Transcrição 

O Fluxo da Informação Genética

Após a elucidação da estrutura molecular do DNA e a constatação de que a informação deveria estar codificada na seqüência de DNA, começaram as especulações de qual seria a relação entre a seqüência de nucleotídeos do DNA e a seqüência de aminoácidos nas proteínas, e o sistema operacional para a célula processar essa informação. Uma vez que as evidências experimentais demonstravam que a síntese protéica era proporcional à quantidade de RNA (isto estava de alguma forma equivocado, visto que o RNA observado não era o RNA mensageiro, mas o RNA ribossômico), sugere-se que o RNA poderia ser esse intermediário. Citologicamente essa proposta era possível, porque o RNA está presente tanto no núcleo quanto no citoplasma. Além do mais, o RNA possui propriedades compatíveis com essa função:

1. polinucleotídeo;

2. composição de bases reflete a composição de bases do DNA;

3. heterogêneo em tamanho;

4. sintetizado e degradado rapidamente.

Essas considerações resultaram na hipótese conhecida como o Dogma Central da Biologia, segundo o qual o fluxo da informação ocorreria no seguinte sentido:

SOBRE A SÍNTESE DE RNA

O processo de síntese de RNA constitui a etapa inicial do fluxo da informação e é denominada transcrição. A caracterização desse processo é indispensável para a compreensão do funcionamento celular. Num determinado momento, durante a fase S uma seqüência determinada atua como molde para a replicação da molécula de DNA, em outra etapa, geralmente fora da fase S do ciclo celular, a mesma seqüência é utilizada como molde para a transcrição da molécula de RNA.

A proteína que na E. coli catalisa a síntese de RNA utilizando DNA como molde é a RNA polimerase. Essa holoenzima é composta de cinco polipeptídios ligados não covalentemente: duas subunidades α com peso molecular de 40.000 Daltons, uma subunidade β com peso molecular de 150.000 Daltons, uma subunidade β' com peso molecular de 160.000 Daltons e uma subunidade σ com peso molecular de 90.000 Daltons (veja a Figura 3.6).
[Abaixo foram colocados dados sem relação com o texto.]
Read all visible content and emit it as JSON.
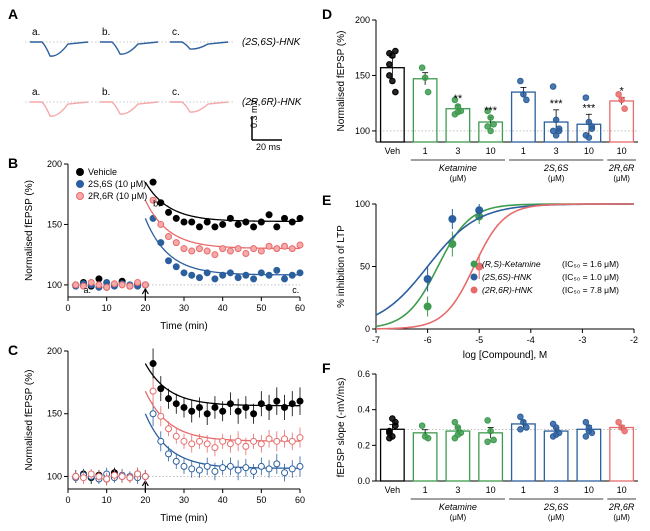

A polimerase principal, com capacidade de sintetizar as ligações fosfodiéster, não contém a subunidade σ (sigma) e sua composição é α2ββ'. A subunidade σ é necessária para o início da transcrição, enquanto outra proteína, denominada fator rho (ρ), é importante para o término da transcrição. Nas células eucarióticas três tipos principais de RNA polimerases são encontrados, cada um com grande complexidade de subunidades. Essas polimerases podem ser distintas por sua localização celular e pela sensibilidade a uma toxina de fungos, a α-amanitina. A RNA polimerase I é encontrada no nucléolo, é resistente à α-amanitina e transcreve os rRNA grandes. A RNA polimerase II é encontrada no nucleoplasma, é sensível a baixas concentrações de α-amanitina e é a principal enzima responsável pela síntese do RNA heterogêneo nuclear, que é posteriormente processado em mRNA. A RNA polimerase III é também encontrada no nucleoplasma, é sensível a altas concentrações de α-amanitina e sintetiza o tRNA e rRNA 5S. Também são encontradas RNA polimerases nas mitocôndrias e nos cloroplastos.

A TRANSCRIÇÃO DO RNA

O processo de transcrição é um processo altamente seletivo que produz repercussões importantes em todas as atividades celulares. Esse processo não ocorre espontaneamente, mas é determinado por uma lógica ainda pouco compreendida. Alguns aspectos desse funcionamento parecem ser programados mostrando convergências importantes com o padrão de desenvolvimento. O desenvolvimento só é possível por esse padrão diferenciado de transcrição. No entanto, há também uma influência de fatores ambientais nesse processo. É mais fácil descrever esse processo em bactérias porque é mais simples que a transcrição em eucariotos.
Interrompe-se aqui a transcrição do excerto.